Cidade pode ter de indemnizar infetados
Um advogado natural da Áustria está a iniciar uma ação coletiva
contra a região do Tirol, argumentando que os regulamentos de saúde
pública não foram seguidos. Até ao momento, recolheu
assinaturas de mais de seis mil turistas de até 47 países diferentes que
acreditam ter contraído o coronavírus em Ischgl.
“Se Ischgl tivesse sido colocado em quarentena uma semana antes, milhares de turistas não teriam sido infetados”, disse Peter Kolba, presidente da Associação Austríaca de Proteção ao Consumidor. “E o vírus não se teria espalhado pela Europa”.
Kolba entrou com uma queixa criminal junto ao Escritório Federal
Económico e Anticorrupção da Áustria em junho para examinar por que se
permitiu a propagação do vírus, que tem como alvo 21 proprietários de bares e funcionários locais como possíveis suspeitos, bem como o Governo austríaco
pela sua “exportação calculada” da doença.

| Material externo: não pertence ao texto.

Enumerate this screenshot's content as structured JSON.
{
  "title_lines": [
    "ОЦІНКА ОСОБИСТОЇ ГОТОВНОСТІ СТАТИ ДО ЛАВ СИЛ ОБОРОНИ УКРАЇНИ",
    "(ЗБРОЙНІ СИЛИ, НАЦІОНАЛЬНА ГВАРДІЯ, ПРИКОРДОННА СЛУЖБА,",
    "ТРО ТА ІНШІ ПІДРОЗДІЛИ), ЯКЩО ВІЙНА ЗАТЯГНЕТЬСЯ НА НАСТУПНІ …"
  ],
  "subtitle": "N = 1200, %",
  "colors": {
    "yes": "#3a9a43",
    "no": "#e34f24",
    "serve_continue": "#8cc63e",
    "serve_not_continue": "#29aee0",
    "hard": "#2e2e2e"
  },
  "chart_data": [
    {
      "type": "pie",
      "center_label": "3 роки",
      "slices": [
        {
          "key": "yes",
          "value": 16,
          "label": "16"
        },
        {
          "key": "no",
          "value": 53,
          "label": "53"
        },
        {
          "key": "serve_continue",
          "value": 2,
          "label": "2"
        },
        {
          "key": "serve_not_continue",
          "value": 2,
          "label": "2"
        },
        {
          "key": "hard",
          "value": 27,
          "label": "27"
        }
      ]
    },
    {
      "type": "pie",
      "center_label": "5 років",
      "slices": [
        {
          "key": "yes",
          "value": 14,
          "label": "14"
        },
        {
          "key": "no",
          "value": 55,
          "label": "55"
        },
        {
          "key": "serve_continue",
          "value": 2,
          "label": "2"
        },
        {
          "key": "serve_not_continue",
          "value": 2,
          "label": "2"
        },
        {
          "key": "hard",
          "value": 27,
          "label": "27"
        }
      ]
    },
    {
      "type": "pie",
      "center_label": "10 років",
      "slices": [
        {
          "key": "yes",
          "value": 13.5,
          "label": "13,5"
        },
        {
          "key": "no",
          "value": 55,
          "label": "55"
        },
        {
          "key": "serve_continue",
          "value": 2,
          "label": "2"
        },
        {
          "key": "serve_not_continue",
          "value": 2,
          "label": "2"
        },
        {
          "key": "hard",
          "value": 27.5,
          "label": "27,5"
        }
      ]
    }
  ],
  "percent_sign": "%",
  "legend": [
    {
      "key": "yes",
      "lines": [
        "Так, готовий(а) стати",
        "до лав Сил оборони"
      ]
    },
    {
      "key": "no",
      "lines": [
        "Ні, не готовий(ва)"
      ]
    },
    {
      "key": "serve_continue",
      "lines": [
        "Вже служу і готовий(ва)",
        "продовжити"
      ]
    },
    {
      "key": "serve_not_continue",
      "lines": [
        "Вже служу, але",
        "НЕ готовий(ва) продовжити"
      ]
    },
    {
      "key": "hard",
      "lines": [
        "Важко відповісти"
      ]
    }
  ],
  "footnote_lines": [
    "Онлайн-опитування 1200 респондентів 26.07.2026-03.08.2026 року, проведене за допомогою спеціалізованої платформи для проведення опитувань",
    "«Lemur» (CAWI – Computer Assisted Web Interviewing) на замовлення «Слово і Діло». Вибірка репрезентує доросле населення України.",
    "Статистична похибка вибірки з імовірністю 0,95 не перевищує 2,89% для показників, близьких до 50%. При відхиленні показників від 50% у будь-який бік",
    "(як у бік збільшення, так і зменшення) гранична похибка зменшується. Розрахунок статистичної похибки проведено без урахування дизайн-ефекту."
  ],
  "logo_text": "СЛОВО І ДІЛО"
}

Se for declarada culpada,
poderá ser concedida às pessoas afetadas uma indemnização de centenas de
milhões de euros
Em 10 de março, as autoridades decretaram o encerramento de todos os
bares da cidade, mas alguns locais – inclusive restaurantes – ficaram
abertos durante mais dois dias, quando o chanceler austríaco, Sebastian
Kurz, anunciou uma quarentena “com efeito imediato” em todo o Vale Paznaun, incentivando os turistas a deixar o local e a regressar aos seus respetivos países.
“Ao fazer com que todos saíssem ao mesmo tempo, agravaram o problema”, explicou Nigel Mallender,
um britânico que ficou infetado no resort. “Qualquer pessoa naquele
autocarro que não tivesse sido infetada já estaria encharcada pelo vírus
no final da viagem”, explicou, referindo-se ao autocarro que evacuou os
turistas de Ischgl.
Mallender acredita que a forma como as autoridades locais lidaram com
o surto exportou “de forma eficiente” o vírus para o exterior. “Se as
pessoas morreram porque os lucros vêm antes do bem-estar, isso deve ser questionado“.
Por sua vez, os proprietários dos negócios afirmam que estão a ser bodes expiatórios e que as notícias das “cenas orgiásticas” ocorridas são “enormes exageros”.
Alexander von der Thannen, chefe da Ischgl Paznaun Tourism Association, disse que a Europa apontou-lhes o dedo – em parte – devido ao “ressentimento sobre o seu sucesso comercial”, argumentando uma suposta “cultura da inveja”.
“Muitas coisas foram escritas sobre Ischgl que não são verdadeiras.
Fomos maltratados e ridicularizados”, disse Von der Thannen. “É possível
que uma pequena aldeia tenha chegado para infetar o mundo inteiro? Dez milhões de pessoas? Certamente que não”, concluiu.